Teerã correu para desmentir Donald Trump e jogar água fria na festa do mercado. Pela versão iraniana, não existe plano de paz algum na mesa, muito menos acordo encaminhado com Washington. Um porta-voz militar disse, segundo a Reuters, que os Estados Unidos estariam “negociando consigo mesmos”. Traduzindo: o petróleo caiu no embalo de uma promessa americana, mas Ormuz segue preso ao nervo exposto da guerra.
Entretanto, Teerã também ajudou a puxar esse alívio ao informar à Organização Marítima Internacional que navios “não hostis” podem cruzar o Estreito de Ormuz. Só que isso está longe de significar normalidade. A liberação exclui embarcações ligadas aos Estados Unidos, a Israel e a aliados envolvidos na ofensiva, e o próprio governo iraniano condiciona a segurança no estreito ao fim da agressão militar.

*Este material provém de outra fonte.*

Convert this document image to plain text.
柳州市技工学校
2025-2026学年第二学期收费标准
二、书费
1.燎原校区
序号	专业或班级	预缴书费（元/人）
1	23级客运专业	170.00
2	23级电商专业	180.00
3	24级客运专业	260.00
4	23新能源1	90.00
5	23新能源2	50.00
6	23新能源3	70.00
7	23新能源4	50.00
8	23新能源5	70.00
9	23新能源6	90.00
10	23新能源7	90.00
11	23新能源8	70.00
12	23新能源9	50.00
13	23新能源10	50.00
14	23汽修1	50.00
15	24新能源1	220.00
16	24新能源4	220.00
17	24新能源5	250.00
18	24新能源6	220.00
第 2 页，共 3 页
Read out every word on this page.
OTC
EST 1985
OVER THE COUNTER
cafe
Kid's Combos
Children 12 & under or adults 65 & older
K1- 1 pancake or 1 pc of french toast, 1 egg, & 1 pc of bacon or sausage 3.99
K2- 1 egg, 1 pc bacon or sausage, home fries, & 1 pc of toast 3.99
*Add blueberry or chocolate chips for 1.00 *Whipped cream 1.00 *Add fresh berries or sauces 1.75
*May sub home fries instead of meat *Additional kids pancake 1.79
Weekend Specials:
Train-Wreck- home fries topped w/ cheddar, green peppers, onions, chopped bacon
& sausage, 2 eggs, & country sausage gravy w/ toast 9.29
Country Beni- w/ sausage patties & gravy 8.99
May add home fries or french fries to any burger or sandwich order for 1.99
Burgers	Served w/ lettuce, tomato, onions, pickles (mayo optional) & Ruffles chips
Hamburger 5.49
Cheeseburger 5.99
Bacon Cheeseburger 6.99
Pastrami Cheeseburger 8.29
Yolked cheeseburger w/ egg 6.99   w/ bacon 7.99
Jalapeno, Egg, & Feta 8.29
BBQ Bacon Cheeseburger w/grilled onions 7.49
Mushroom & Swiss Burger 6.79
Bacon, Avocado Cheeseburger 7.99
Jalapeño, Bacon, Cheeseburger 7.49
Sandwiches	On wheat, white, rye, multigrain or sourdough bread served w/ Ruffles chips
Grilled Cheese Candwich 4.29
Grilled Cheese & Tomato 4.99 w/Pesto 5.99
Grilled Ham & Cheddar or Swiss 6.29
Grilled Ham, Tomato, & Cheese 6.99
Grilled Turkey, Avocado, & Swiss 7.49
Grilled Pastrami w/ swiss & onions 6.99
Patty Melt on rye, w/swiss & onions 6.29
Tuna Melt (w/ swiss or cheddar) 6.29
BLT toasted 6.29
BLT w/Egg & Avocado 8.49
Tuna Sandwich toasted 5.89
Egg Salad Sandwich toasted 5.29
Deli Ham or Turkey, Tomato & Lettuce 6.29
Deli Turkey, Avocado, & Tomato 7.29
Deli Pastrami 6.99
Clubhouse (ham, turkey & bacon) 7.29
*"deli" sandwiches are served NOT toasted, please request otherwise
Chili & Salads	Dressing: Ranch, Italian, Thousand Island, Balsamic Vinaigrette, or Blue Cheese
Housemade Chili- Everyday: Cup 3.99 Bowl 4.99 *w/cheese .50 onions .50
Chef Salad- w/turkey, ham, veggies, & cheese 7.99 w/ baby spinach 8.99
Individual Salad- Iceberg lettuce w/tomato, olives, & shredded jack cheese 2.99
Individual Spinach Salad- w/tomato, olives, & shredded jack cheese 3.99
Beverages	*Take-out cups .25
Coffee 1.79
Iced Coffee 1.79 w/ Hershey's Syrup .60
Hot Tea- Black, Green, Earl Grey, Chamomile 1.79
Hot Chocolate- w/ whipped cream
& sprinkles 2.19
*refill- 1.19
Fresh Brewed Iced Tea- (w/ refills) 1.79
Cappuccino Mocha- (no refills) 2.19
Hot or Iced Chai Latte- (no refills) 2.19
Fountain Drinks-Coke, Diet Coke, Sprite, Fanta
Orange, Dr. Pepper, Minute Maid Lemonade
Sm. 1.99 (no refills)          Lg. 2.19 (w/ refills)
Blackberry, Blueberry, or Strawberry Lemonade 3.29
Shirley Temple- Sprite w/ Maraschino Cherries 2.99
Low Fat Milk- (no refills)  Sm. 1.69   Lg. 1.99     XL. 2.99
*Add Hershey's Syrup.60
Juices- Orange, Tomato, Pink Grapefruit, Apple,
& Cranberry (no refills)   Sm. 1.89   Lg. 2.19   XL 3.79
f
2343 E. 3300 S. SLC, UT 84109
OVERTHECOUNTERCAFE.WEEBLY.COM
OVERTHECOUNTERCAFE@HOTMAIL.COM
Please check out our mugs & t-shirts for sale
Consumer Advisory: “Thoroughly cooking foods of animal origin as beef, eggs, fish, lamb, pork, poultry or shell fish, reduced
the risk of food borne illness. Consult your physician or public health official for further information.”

É aí que mora o problema central da economia mundial. Ormuz não é um detalhe de mapa. Segundo a Administração de Informação de Energia dos Estados Unidos, por ali passam mais de um quarto do comércio marítimo global de petróleo, cerca de um quinto do consumo mundial de petróleo e derivados e também algo em torno de um quinto do comércio global de gás natural liquefeito. Quando esse corredor trava ou fica sob ameaça, o planeta inteiro sente.
Por isso o recuo do barril nesta manhã precisa ser lido com sangue-frio. O mercado tirou parte do prêmio de guerra, mas a logística continua ferida. Analistas de navegação e risco observam que a abertura seletiva anunciada pelo Irã não basta para devolver confiança a armadores, operadores e seguradoras. Sem fluxo estável, o alívio de tela pode durar menos que o alívio na vida real.
Para o Brasil, a conta é conhecida. Diesel, frete e inflação não respondem apenas a rumor diplomático. Eles reagem a oferta física, seguro marítimo, custo de transporte e expectativa. Enquanto Ormuz continuar no centro do choque, a guerra segue com um pé no bolso do brasileiro. Pode demorar alguns dias para isso aparecer com clareza, mas o caminho é o de sempre: combustível pressiona estrada, estrada pressiona comida, e comida pesa no orçamento das famílias. A relação aqui é inferida a partir do papel de Ormuz no abastecimento global e da cautela ainda dominante no transporte marítimo.
O mercado amanheceu comprando a hipótese de trégua, não a paz consumada. Enquanto o Estreito de Ormuz seguir operando sob condição, a guerra continuará sendo mais do que manchete internacional. Ela permanece encostada no frete, na inflação e no custo de vida.